After you're done with a branch (your modifications have been pulled in to another branch, or you don't need them anymore) you should delete it to avoid lots of branches cluttering things up.

Firstly, deleting a branch locally is pretty simple:

git branch -d [branchName]

If the branch has been pushed to a remote repo, you'll want to delete the remote version of the branch too. This can be done thus:

git push [remoteName] :[branchName]

In the above, [remoteName] will likely be origin, as that is the default alias set up in your local repo to track the remote repo it was cloned from. That colon in front of the branch name actually tells Git to delete the branch.

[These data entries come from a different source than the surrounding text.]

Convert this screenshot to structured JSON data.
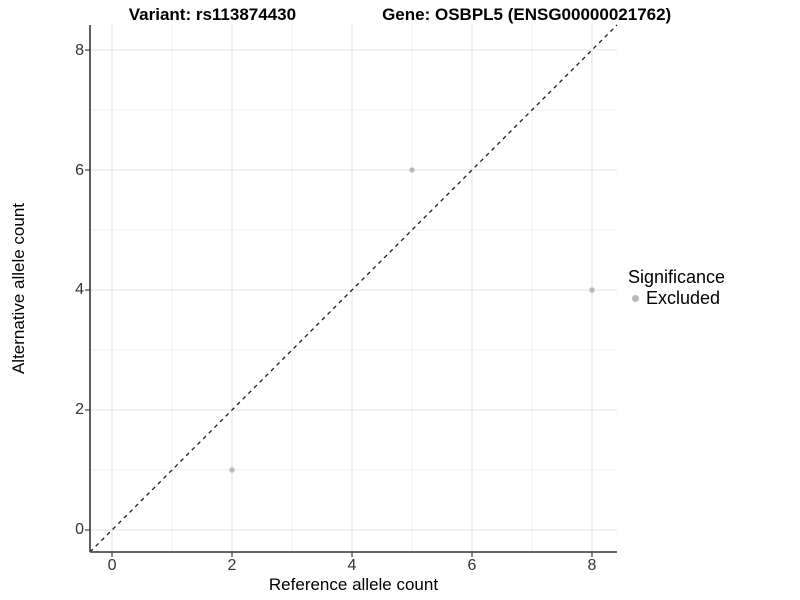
{
  "header": {
    "variant_title": "Variant: rs113874430",
    "gene_title": "Gene: OSBPL5 (ENSG00000021762)"
  },
  "legend": {
    "title": "Significance",
    "items": [
      {
        "label": "Excluded",
        "color": "#b9b9b9"
      }
    ]
  },
  "chart_data": {
    "type": "scatter",
    "title": "Variant: rs113874430 | Gene: OSBPL5 (ENSG00000021762)",
    "xlabel": "Reference allele count",
    "ylabel": "Alternative allele count",
    "xlim": [
      -0.367,
      8.417
    ],
    "ylim": [
      -0.367,
      8.417
    ],
    "x_ticks": [
      0,
      2,
      4,
      6,
      8
    ],
    "y_ticks": [
      0,
      2,
      4,
      6,
      8
    ],
    "x_minor_ticks": [
      1,
      3,
      5,
      7
    ],
    "y_minor_ticks": [
      1,
      3,
      5,
      7
    ],
    "grid": "major+minor",
    "legend_position": "right",
    "series": [
      {
        "name": "Excluded",
        "color": "#b9b9b9",
        "marker": "circle",
        "points": [
          [
            2,
            1
          ],
          [
            5,
            6
          ],
          [
            8,
            4
          ]
        ]
      }
    ],
    "reference_line": {
      "type": "identity",
      "slope": 1,
      "intercept": 0,
      "style": "dashed",
      "color": "#1a1a1a"
    }
  },
  "colors": {
    "background": "#ffffff",
    "grid_major": "#e6e6e6",
    "grid_minor": "#f2f2f2",
    "axis_line": "#4d4d4d",
    "tick_label": "#333333",
    "point": "#b9b9b9"
  }
}
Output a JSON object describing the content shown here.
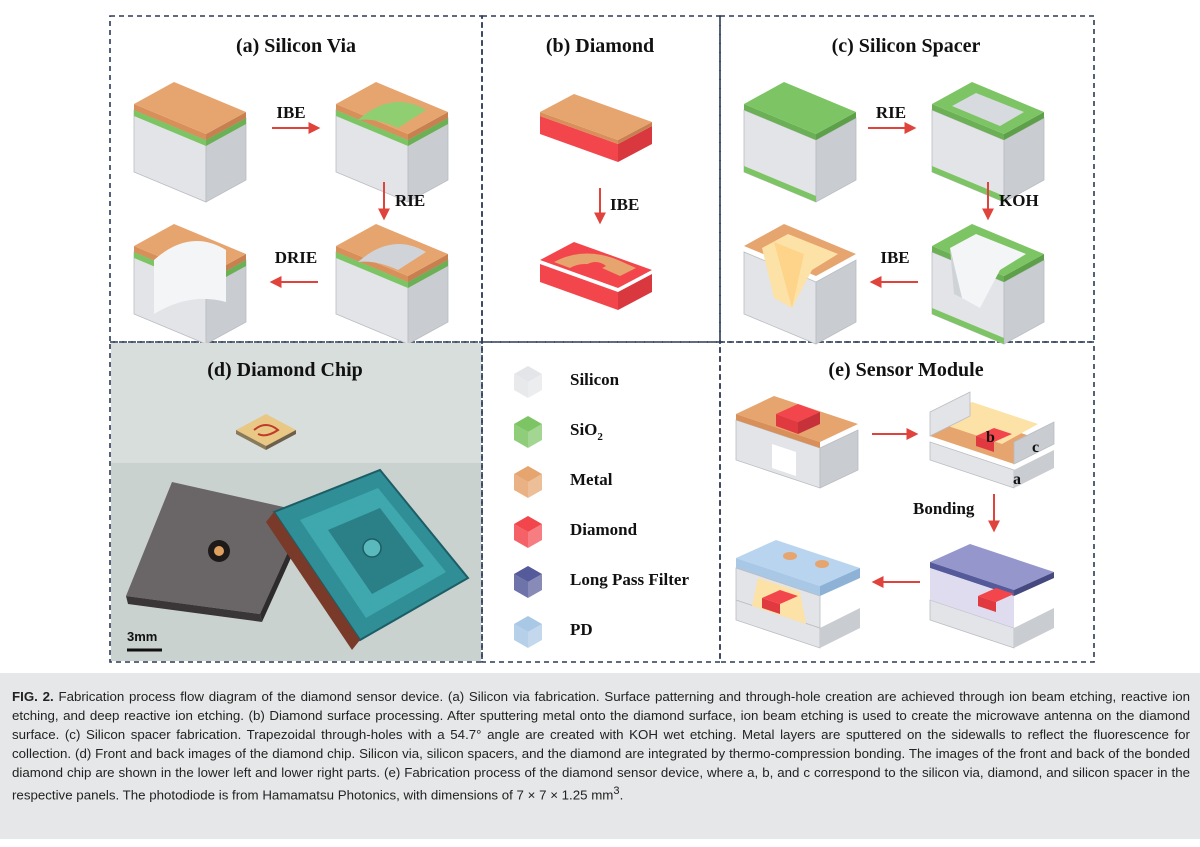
{
  "panels": {
    "a": {
      "title": "(a) Silicon Via",
      "steps": [
        "IBE",
        "RIE",
        "DRIE"
      ]
    },
    "b": {
      "title": "(b) Diamond",
      "steps": [
        "IBE"
      ]
    },
    "c": {
      "title": "(c) Silicon Spacer",
      "steps": [
        "RIE",
        "KOH",
        "IBE"
      ]
    },
    "d": {
      "title": "(d) Diamond Chip",
      "scale_bar": "3mm"
    },
    "e": {
      "title": "(e) Sensor Module",
      "step": "Bonding",
      "labels": [
        "b",
        "c",
        "a"
      ]
    }
  },
  "legend": [
    {
      "label": "Silicon",
      "color": "#e3e5e8"
    },
    {
      "label": "SiO",
      "sub": "2",
      "color": "#7cc464"
    },
    {
      "label": "Metal",
      "color": "#e6a46e"
    },
    {
      "label": "Diamond",
      "color": "#f2464c"
    },
    {
      "label": "Long Pass Filter",
      "color": "#555a9a"
    },
    {
      "label": "PD",
      "color": "#a9c8e6"
    }
  ],
  "colors": {
    "silicon": "#e3e5e8",
    "sio2": "#7cc464",
    "metal": "#e6a46e",
    "diamond": "#f2464c",
    "filter": "#555a9a",
    "pd": "#a9c8e6",
    "arrow": "#e0433b",
    "border": "#2b3a57",
    "caption_bg": "#e6e7e8"
  },
  "caption": {
    "label": "FIG. 2.",
    "text": " Fabrication process flow diagram of the diamond sensor device. (a) Silicon via fabrication. Surface patterning and through-hole creation are achieved through ion beam etching, reactive ion etching, and deep reactive ion etching. (b) Diamond surface processing. After sputtering metal onto the diamond surface, ion beam etching is used to create the microwave antenna on the diamond surface. (c) Silicon spacer fabrication. Trapezoidal through-holes with a 54.7° angle are created with KOH wet etching. Metal layers are sputtered on the sidewalls to reflect the fluorescence for collection. (d) Front and back images of the diamond chip. Silicon via, silicon spacers, and the diamond are integrated by thermo-compression bonding. The images of the front and back of the bonded diamond chip are shown in the lower left and lower right parts. (e) Fabrication process of the diamond sensor device, where a, b, and c correspond to the silicon via, diamond, and silicon spacer in the respective panels. The photodiode is from Hamamatsu Photonics, with dimensions of 7 × 7 × 1.25 mm",
    "superscript": "3",
    "end": "."
  }
}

Pruning deleted remote branches is probably something you'll want to do as well. When others delete a branch remotely as described above, you're unlikely to want to keep it around on your local repo. A git pull will not cause their remote references to be deleted on your local repo. To do that, you need to run:

git fetch --prune --prune-tags

Note that combining --prune with --prune-tags does exactly the same kind of pruning for local tags - removes them if they've been removed remotely. To avoid having to remember this command, you can setup a handy alias to prune branches for the remote name you usually (or always) use by adding a section like the following to your global Git config:

[alias]
	doprune = fetch --prune --prune-tags

Note that while this will automatically prune tracking branches when you run git doprune, you'll have to manually delete any local non-tracking branches you've setup to mirror the remote branch. For example:

$ git branch
* master
  my-new-feature

$ git fetch --prune --prune-tags <-- (or git doprune)
From https://bitbucket.org/my/repo
 - [deleted]           (none)     -> origin/my-new-feature

$ git branch
* master
  my-new-feature <-- (non-tracking branch still here!)

$ git branch -d my-new-feature
Deleted branch my-new-feature (was d175c79).